Des méthodes plus ludiques, une incitation à la déduction personnelle et une mise en évidence de la poétique mathématique auraient probablement rallié bien plus d’enfants à cette discipline réputée si difficile, si stressante, si aride qu’on en arrivait à être fier d’être nul !
Les mathématiques ?
– Imaginatives, universelles, démocratiques, créatives, sexy !
« Il fallait un calculateur, ce fut un danseur qui l’obtint », écrivait déjà Beaumarchais. Comme il est surprenant et réconfortant d’écouter Cédric Villani (médaille Fields 2010), pédagogue hors pair, star des médias, parler de liberté, de culture, de révolte et qualifier les mathématiques d’imaginatives, universelles, démocratiques, créatives, sexy !
Le film d’Olivier Peyon retrace la grande aventure de cette discipline qui, en quarante ans, a bouleversé le monde. Après avoir « servi de rempart aux obscurantismes, voire de contre-pouvoir aux autorités bornées, politiques ou intellectuelles » qui en ont abusé à leur unique profit, après avoir créé, par une conception purement utilitaire et élitiste, un monde de l’efficacité et de la rentabilité dont la crise des subprimes a montré le caractère funeste, les maths pourraient aujourd’hui être enseignées de façon plus gratifiante et plus fructueuse.

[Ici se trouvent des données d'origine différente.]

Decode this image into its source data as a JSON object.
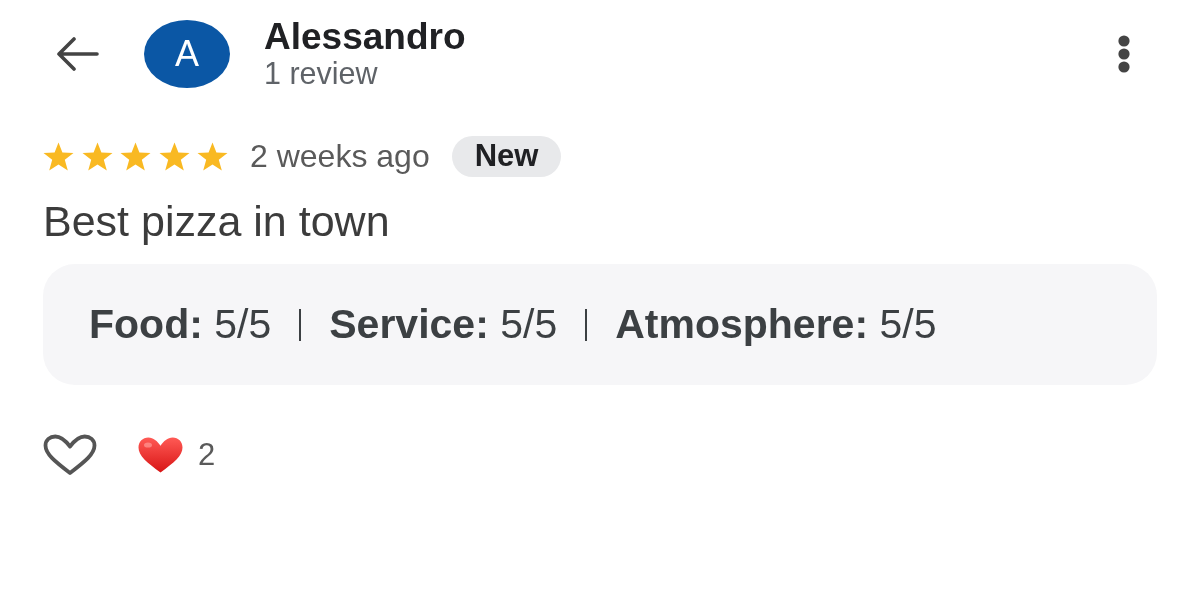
{
  "reviewer": {
    "initial": "A",
    "name": "Alessandro",
    "review_count": "1 review"
  },
  "review": {
    "stars": 5,
    "time": "2 weeks ago",
    "badge": "New",
    "text": "Best pizza in town",
    "details": [
      "**Food:** 5/5",
      "**Service:** 5/5",
      "**Atmosphere:** 5/5"
    ]
  },
  "reactions": {
    "liked": false,
    "count": "2"
  }
}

Ne plus apprendre aux étudiants à réussir aux examens mais à penser et à comprendre. François Sauvageot, professeur de maths sup, enseigne avec des accessoires comme un chapeau, des gobelets, une ficelle, une ceinture, faisant de la transmission son enjeu principal. Il inscrit chaque notion dans une expérience physique comme celle du toboggan par exemple, image de la dérivée seconde.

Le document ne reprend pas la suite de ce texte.